Sand Dollar Beach and the Hull Canal

When I woke up this morning I hardly believed that I was on a ship. The night was so quiet and the ocean inside Magdalena Bay was so smooth that almost nobody felt any reckoning of the Sea Bird, our ship. Then, the low, profound and gentle voice of our Expedition Leader, Don Diego (alias Jim Kelly) was heard all over the ship. Those whose bodies rapidly respond to the call and went out from their cabins, had the opportunity to contemplate a magnificent sunrise; the sun, precluded by a glimpse of a green flash, was a perfect ball of fire rising up from the horizon. The quietness of the bay and its sand dunes were then painted with oblique sun rays of red, orange and pink colors.

Later, we disembarked and hiked on the dunes of the long and narrow Magdalena Island. Its secrets were then unveiled: here, yellow flowers of devil’s claws and evening primroses; there, the purple of rattle weeds and sand verbenas; and everywhere, white flowers of daisies. At fifty yards away from us a black-tailed jackrabbit escaped with an elegant run, with his head completely carried up and big ears erect. When he stopped, it pretended that it was completely hidden, for it didn’t notice that our digital cameras were aimed towards it. Mangroves, other succulent salt-tolerant plants, as well as huge flocks of birds of different types, like sandpipers, willet and godwits, and golden sand dunes were seen as the various groups of guests and Naturalists progressed towards the Pacific side of the island.

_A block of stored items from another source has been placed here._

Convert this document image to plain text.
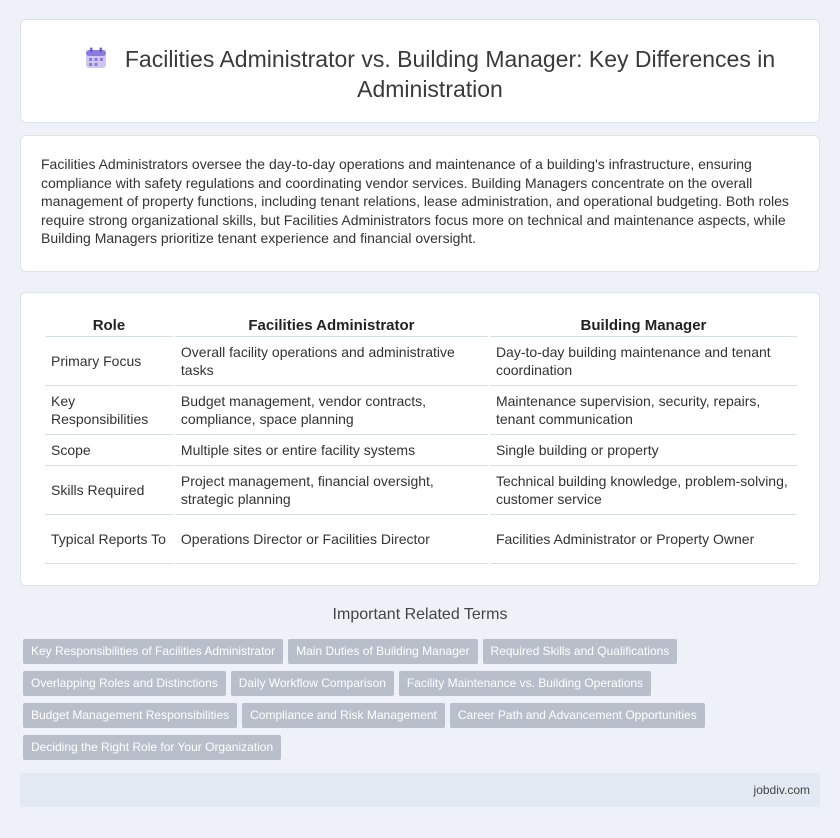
Facilities Administrator vs. Building Manager: Key Differences in Administration

Facilities Administrators oversee the day-to-day operations and maintenance of a building's infrastructure, ensuring compliance with safety regulations and coordinating vendor services. Building Managers concentrate on the overall management of property functions, including tenant relations, lease administration, and operational budgeting. Both roles require strong organizational skills, but Facilities Administrators focus more on technical and maintenance aspects, while Building Managers prioritize tenant experience and financial oversight.

Role	Facilities Administrator	Building Manager
Primary Focus	Overall facility operations and administrative tasks	Day-to-day building maintenance and tenant coordination
Key Responsibilities	Budget management, vendor contracts, compliance, space planning	Maintenance supervision, security, repairs, tenant communication
Scope	Multiple sites or entire facility systems	Single building or property
Skills Required	Project management, financial oversight, strategic planning	Technical building knowledge, problem-solving, customer service
Typical Reports To	Operations Director or Facilities Director	Facilities Administrator or Property Owner
Important Related Terms
Key Responsibilities of Facilities Administrator Main Duties of Building Manager Required Skills and Qualifications
Overlapping Roles and Distinctions Daily Workflow Comparison Facility Maintenance vs. Building Operations
Budget Management Responsibilities Compliance and Risk Management Career Path and Advancement Opportunities
Deciding the Right Role for Your Organization
jobdiv.com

In the afternoon, we navigated northbound in the so-called Hull canal to get to our night’s anchorage, close to the fishing village of Lopez Mateos. Our local pilot, Alejandro, drove the ship through the long, shallow and sinuous, officially un-navigable channel. Fortune set up for us vast numbers of birds. The double crested cormorants were in their nests occupied with the feeding of their chicks. Magnificent frigate birds were roosting atop the dry mangroves’ branches. Pelicans, thousands of pelicans, flew and plunge-dove all the time we navigated. Huge flocks of willets, sandpipers and godwits, among others, also showed up to our delight. Close to the anchoring site, we sighted our first couple of grey whale cows and calves, in slow and unworried swimming and diving. By the end of the day we felt very lucky to be right in this pristine Mexican place.